Für die Landschafts-Auffassung Mettens darf man auch einen poetischen
Landsmann, den "Bauerndichter" Isaak Maus (1748 - 1833) aus Badenheim,
zum Zeugen anrufen. In der blumigen, von Rokoko-Manier beeinflußten
Sprache wirbt er in seinen 1786 erschienenen Gedichten für den Reiz der
Landschaft, die nach der "Besitzergreifung" durch den Großherzog von
Hessen - Darmstadt nach dem Wiener Kongreß 1816 allmählich die
Bezeichnung "Rheinhessen" erhielt. Er fordert auf, "Sinn" dafür zu
haben, was hier "die Natur uns bietet". Seine Bilder, seine Motive
erinnern an Mettens Rheinhessen-Bild(er):
Hier schlängelt sich ein Silberbach
Durch bunt geschmückte Wiesen,
Die Weide strebt der Erle nach
Und diese jenen Riesen
Von Bellen, deren stolzes Haupt
Zum Staunen, königlich umlaubt,
Bis an die Wolken reichet.
Hier schlüpft ein Eidechs durch das Gras
Mit goldgesticktem Rücken,
Dort sucht ein aufgescheuchter Has
Sich in den Klee zu drücken,
Hier trägt ein Finkchen wohlgemut
Das Futter für die junge Brut,
Und dort schlägt froh die Wachtel.
Dort steht der kleine Halmenwald,
Hebt stolz die tausend Ähren,
Von deren reichlichem Gehalt
Sich Fürst und Bauer nähren.
Hier prangt ein Acker mit Gemüs,
Dort winkt die Traube - ach, so süß
Wie Honig aus der Blume.
Lobpreis der kleinen Welt und der kleinen Dinge, des Unspektakulären, des Schlichten, des Naturhaften.
"Wer Sinn für diese Szenen hat,
Lebt glücklich auf dem Lande"
lautet in Isaak Maus' Schlußstrophe die einfache Lebensdevise. Es
scheint, als habe Jean Metten diese kleine heimatliche Welt überallhin
mitgenommen, nach Leipzig, nach Rom. Dorthin nicht nur im Kopf, sondern
auch in der Mappe mit seinen Radierungen vom Mainzer Dom, die er - ein
Höhepunkt für den rheinhessischen Katholiken, Papst Pius XI. überreichen
durfte. Wenn der junge Künstler sich an der Akademie für graphische
Kunst in Leipzig die klassische "Zucht der Alten" erwarb, gerade
Radierung und Buchkunst, wenn er nach klassischer Malertradition mit
Heinz Müller-Olm durch Italiens berühmte Galerien und Sammlungen
pilgerte, so trennte er sich doch nicht vom Umkreis der rheinhessischen
Hügel. Weil er kein "modischer" Mensch war, zog ihn auch keine
"modische" oder "moderne" Richtung in ihren Bann. Seine Arbeiten weisen
ihn aus als beständig, aufgeschlossen, bedächtig, kritisch. Diese
Tugenden bewahrten ihn vor den Versuchungen der Nazizeit, denen Künstler
gerade mit eigener "Bodenhaftung" nur allzu leicht verfallen konnten.

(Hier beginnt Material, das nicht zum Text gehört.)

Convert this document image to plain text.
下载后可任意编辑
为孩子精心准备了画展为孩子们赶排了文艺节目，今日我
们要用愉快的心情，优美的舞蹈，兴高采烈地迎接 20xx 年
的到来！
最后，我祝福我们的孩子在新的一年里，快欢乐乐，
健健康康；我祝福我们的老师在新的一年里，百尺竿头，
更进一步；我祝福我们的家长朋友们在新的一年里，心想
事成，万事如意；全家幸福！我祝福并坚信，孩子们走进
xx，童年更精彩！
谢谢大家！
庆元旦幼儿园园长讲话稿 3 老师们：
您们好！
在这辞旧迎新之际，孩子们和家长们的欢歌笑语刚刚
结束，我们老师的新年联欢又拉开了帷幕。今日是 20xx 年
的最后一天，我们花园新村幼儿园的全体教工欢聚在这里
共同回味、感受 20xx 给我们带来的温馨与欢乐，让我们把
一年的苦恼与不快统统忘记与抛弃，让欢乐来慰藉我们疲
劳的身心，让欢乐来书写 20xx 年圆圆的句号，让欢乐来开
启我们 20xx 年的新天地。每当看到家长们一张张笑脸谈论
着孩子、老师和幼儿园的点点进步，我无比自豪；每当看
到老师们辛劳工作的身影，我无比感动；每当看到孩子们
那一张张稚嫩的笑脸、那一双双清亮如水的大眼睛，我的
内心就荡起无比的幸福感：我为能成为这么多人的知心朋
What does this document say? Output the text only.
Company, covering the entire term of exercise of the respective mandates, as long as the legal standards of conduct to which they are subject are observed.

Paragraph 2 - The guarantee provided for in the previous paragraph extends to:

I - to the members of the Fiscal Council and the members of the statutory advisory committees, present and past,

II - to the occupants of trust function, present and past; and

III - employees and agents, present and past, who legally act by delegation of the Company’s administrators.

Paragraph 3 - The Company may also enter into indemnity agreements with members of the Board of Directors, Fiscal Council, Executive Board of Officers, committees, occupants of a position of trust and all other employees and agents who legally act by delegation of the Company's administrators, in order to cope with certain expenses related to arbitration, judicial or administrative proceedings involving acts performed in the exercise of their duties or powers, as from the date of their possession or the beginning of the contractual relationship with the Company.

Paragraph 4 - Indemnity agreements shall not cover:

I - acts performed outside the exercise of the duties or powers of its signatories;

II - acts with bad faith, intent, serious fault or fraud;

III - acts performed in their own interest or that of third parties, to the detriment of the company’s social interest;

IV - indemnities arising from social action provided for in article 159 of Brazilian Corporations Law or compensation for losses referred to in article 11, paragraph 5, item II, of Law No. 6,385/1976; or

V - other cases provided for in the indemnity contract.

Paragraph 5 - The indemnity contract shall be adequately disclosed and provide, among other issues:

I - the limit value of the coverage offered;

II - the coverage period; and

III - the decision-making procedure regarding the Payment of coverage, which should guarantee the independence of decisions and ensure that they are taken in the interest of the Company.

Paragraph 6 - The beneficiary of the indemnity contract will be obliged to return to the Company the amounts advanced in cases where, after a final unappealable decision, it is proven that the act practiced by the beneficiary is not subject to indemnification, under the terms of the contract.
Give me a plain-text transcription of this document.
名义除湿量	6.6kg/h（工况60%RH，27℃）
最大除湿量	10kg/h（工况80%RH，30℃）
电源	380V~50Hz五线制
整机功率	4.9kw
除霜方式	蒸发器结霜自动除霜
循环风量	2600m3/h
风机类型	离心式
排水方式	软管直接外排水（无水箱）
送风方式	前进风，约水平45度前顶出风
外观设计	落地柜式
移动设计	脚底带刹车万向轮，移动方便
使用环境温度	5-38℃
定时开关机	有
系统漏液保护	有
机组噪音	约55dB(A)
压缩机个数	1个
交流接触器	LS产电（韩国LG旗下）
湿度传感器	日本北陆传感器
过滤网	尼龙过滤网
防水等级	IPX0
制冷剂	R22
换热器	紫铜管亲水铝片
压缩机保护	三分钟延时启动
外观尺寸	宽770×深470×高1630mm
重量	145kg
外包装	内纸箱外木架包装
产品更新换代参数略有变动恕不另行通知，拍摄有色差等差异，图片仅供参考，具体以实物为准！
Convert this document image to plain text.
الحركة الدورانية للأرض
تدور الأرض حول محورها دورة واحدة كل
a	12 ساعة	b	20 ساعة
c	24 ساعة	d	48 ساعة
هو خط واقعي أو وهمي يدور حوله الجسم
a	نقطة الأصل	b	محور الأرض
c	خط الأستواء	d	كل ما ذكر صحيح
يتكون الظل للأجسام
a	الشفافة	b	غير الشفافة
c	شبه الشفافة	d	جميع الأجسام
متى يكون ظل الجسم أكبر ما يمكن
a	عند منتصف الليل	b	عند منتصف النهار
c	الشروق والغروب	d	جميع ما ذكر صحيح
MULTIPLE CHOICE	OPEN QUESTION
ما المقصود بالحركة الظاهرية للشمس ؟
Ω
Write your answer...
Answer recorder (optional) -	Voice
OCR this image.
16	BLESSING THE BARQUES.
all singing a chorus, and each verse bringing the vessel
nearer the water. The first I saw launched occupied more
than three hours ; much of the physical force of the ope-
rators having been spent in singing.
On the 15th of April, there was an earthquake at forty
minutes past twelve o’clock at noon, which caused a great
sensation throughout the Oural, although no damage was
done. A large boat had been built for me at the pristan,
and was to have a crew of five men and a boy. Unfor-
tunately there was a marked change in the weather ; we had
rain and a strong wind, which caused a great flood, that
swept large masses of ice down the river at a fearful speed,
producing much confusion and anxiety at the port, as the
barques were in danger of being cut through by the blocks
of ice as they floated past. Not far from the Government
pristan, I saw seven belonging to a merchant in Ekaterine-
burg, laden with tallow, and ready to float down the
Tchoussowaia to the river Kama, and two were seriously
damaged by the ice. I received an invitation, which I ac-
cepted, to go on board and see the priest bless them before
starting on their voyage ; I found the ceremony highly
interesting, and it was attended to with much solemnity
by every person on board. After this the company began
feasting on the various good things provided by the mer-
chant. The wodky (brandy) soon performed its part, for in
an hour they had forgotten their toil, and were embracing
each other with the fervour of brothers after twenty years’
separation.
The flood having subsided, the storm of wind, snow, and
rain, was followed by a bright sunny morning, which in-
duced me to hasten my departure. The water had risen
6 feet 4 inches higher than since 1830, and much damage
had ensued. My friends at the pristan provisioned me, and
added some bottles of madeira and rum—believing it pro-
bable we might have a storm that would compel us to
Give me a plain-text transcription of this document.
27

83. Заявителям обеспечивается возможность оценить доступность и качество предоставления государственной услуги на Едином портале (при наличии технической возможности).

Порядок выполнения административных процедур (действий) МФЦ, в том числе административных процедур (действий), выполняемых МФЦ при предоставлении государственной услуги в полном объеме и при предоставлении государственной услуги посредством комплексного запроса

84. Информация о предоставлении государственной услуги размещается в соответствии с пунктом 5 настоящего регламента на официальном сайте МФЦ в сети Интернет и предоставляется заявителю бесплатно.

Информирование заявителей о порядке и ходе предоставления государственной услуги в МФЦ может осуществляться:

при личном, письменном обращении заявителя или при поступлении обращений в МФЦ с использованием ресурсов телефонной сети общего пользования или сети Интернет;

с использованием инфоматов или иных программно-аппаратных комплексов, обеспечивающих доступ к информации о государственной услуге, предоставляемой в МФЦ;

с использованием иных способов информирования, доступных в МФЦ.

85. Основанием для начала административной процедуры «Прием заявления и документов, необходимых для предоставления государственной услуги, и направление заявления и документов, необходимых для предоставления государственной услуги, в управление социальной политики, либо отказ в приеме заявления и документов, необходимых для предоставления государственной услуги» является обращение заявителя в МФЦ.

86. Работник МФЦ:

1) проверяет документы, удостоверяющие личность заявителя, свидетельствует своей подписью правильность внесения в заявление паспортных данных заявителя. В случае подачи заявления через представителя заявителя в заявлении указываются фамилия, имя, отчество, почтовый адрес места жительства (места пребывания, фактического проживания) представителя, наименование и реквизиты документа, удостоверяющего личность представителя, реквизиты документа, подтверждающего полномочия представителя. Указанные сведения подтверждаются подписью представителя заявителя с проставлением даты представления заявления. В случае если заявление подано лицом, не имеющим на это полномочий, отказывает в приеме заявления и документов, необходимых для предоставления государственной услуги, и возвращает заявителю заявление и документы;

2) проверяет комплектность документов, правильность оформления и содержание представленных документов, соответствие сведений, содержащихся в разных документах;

"Blut und Boden", systemgefällige "Heimatkunst", mannmännliche
kraftvolle Bauernverherrlichung, "Gesundbrunnen Dorfgemeinschaft",
bodenverwurzeltes "Brauchtum" - all das war gefragte Staatskunst. Metten
blieb sich und seinem "heiteren" Rheinhessen - Bild treu. Seinen Freund
Heinz Müller-Olm, der zu jener kleinen diskussionsfreudigen, auch
weinseligen, als regimeabgewandte Nische gepflegten Runde in der
"Schönen Aussicht" gehörte, traf bald nach Hitlers Machtübernahme der
Kunstdiktator. Er wurde als "Entarteter Künstler" verfemt. Daß Metten
sich bewußt dieser Kunstdiktatur verweigerte, zeigen die Arbeiten, die
von ihm in der Ausstellung "Das zerstörte Mainz" 1943 gezeigt wurden.
Gefragt waren pathetisch anklagende, zum "unbeugsamen Siegeswillen"
aufrufende "Durchhaltebilder". Was Jean Metten mit seinen engeren
Malerfreunden zeigte, fand marginale Erwähnung mit dem dünnen, aber von
heute aus höchst ehrenden Hinweis auf "Erlebnistiefe und spürbare Liebe
zur Heimat."
Mit diesen Empfindungen hat er zeitlebens sein Dorf gesehen und gemalt
oder gezeichnet. Die Heuhaufen und Mühlen gehören in den Kanon dieser
Motive, die Straßen, wie der Stadecker mit ihren typisch rheinhessischen
"Chausseebäumen", die Zigeunerwagen, die Kartoffelernte, die Portraits
der Nachbarn, - kräftige Bauerngesichter, Typen, Individuen, denen man
die charakteristischen Merkmale des Rheinhessen ansieht: ein wenig
Rechthaberei, Diskutierfreude, Trinkfreude, Kritiklust.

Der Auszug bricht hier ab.